Back in 1956, on the 9th of August, more than 20 000 women of all races descended upon Pretoria’s Union Buildings to present a petition against the carrying of passes.
The march was organised by the Federation of South African Women, who challenged the idea that "a woman’s place is in the kitchen", and declaring that women belong "everywhere".
That was an epic moment in South African and the world’s history.
Today, the people of Mzansi will celebrate this ground-breaking moment we call National Women’s Day - which was first celebrated as a public holiday in 1995.
And in honour of those women, and all the heroines walking the planet, the African Pride Fighting Championship (APFC) - a charity-focused combat sports promotion - will tonight showcase 10 Women’s Mixed Martial Arts, Boxing and Muay Thai fights in Cape Town.
“We are raising funds for Rape Crisis as well as for SAME Foundation,” says event organiser and fighter, Jessica Mouneimne.
Jessica has been running the APFC for the last seven years now with her husband and renowned combat coach - Mike Mouneimne.
“Every single woman on the fight card will have a story to tell about sexual harassment, abuse or assault and so raising funds for Rape Crisis is so close to all our hearts. SAME Foundation does a lot of work with Khayelitsha Hospital and funds from this event will go towards beds in the women’s psychiatric ward,” says Jessica.
According to Jessica, the event - an all women’s fight card for National Women’s Day - is the first of its kind. “We have also joined forces with a burlesque dance group called Ménage À Trois, they will be performing classic burlesque throughout the evening.
“It was important to me that this event appeals to a wider audience than the usual combat-sports crowd and that it had a feminine energy about it. This event aims to showcase women of all races and body types standing in their power celebrating their strength and their sensuality while raising awareness and funds for two worthy causes,” adds Jessica who will be headlining the event as a MMA fighter against Heike Hersleman.
“Celebrating women in combat sports means exposing it to the masses. I would like to see more women in SA taking up combat sports and essentially competing on the fight scene.
“Combat Sports, in particular Brazilian jiu-jitsu literally saved my life and helped me overcome addiction.

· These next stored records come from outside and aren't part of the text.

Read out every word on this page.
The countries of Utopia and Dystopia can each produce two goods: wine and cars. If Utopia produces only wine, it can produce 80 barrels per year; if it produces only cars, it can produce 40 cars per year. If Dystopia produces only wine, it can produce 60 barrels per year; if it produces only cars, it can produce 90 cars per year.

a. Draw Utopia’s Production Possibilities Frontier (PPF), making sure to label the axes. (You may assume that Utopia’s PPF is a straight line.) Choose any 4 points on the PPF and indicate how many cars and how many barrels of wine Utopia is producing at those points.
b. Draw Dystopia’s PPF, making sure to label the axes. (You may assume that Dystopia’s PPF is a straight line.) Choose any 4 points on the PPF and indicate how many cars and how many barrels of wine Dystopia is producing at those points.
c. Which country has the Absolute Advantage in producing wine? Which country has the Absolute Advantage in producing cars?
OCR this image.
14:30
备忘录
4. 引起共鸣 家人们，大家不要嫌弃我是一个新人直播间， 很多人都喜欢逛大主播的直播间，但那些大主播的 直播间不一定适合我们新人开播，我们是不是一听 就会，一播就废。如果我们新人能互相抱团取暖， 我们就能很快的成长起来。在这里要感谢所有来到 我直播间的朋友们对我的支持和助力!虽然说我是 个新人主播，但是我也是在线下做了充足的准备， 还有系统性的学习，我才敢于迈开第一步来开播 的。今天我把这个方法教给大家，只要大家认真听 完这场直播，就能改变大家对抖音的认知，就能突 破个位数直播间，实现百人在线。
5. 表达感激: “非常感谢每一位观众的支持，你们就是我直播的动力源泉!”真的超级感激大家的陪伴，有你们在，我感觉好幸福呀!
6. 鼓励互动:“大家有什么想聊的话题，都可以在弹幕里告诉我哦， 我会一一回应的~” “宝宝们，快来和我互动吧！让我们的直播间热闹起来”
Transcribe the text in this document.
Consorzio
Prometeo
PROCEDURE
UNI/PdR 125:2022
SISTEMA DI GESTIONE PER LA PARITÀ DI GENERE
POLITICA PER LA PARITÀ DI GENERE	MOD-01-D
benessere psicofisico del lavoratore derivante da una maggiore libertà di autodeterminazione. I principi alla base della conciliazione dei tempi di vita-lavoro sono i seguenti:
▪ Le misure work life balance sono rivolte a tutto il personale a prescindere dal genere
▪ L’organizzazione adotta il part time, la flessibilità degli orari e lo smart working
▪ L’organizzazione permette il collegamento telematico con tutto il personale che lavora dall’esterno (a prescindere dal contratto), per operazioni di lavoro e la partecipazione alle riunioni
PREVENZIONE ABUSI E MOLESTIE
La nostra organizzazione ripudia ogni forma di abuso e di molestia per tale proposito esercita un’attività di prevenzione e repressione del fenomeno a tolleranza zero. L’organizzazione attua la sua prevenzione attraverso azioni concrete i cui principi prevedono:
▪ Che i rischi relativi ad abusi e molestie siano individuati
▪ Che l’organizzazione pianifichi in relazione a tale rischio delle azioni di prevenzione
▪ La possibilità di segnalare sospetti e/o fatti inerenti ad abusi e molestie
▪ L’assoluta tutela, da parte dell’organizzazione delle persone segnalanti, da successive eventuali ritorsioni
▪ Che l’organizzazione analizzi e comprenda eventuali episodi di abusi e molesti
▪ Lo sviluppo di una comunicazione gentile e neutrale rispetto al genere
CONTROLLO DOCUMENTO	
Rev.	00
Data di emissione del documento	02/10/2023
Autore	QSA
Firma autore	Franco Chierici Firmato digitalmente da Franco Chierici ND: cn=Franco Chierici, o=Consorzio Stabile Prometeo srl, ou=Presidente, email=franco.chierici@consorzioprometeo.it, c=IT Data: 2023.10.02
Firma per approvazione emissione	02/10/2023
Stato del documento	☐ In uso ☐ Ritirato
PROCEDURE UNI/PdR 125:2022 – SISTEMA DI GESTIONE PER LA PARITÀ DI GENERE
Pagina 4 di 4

When I’m in the gym, I have a purpose and I’m free and when I’m outside the gym I know I have an advantage over other women who are untrained from a self-defence perspective and these are the two main reasons that I want to open combat sports to the masses.
The fights are sanctioned as amateur bouts, however, that does not take anything away from witnessing an entertaining night of fighting and celebration. “There is a different energy around a women’s fight card. Not only is there a sense of community between fighters who have united for a common cause, but there is zero animosity.
“My opponent, Heika and I have been chatting on WhatsApp with each other, but that doesn’t change the fact that we’re both aiming to take each other’s heads off come fight night,” says the mother of two.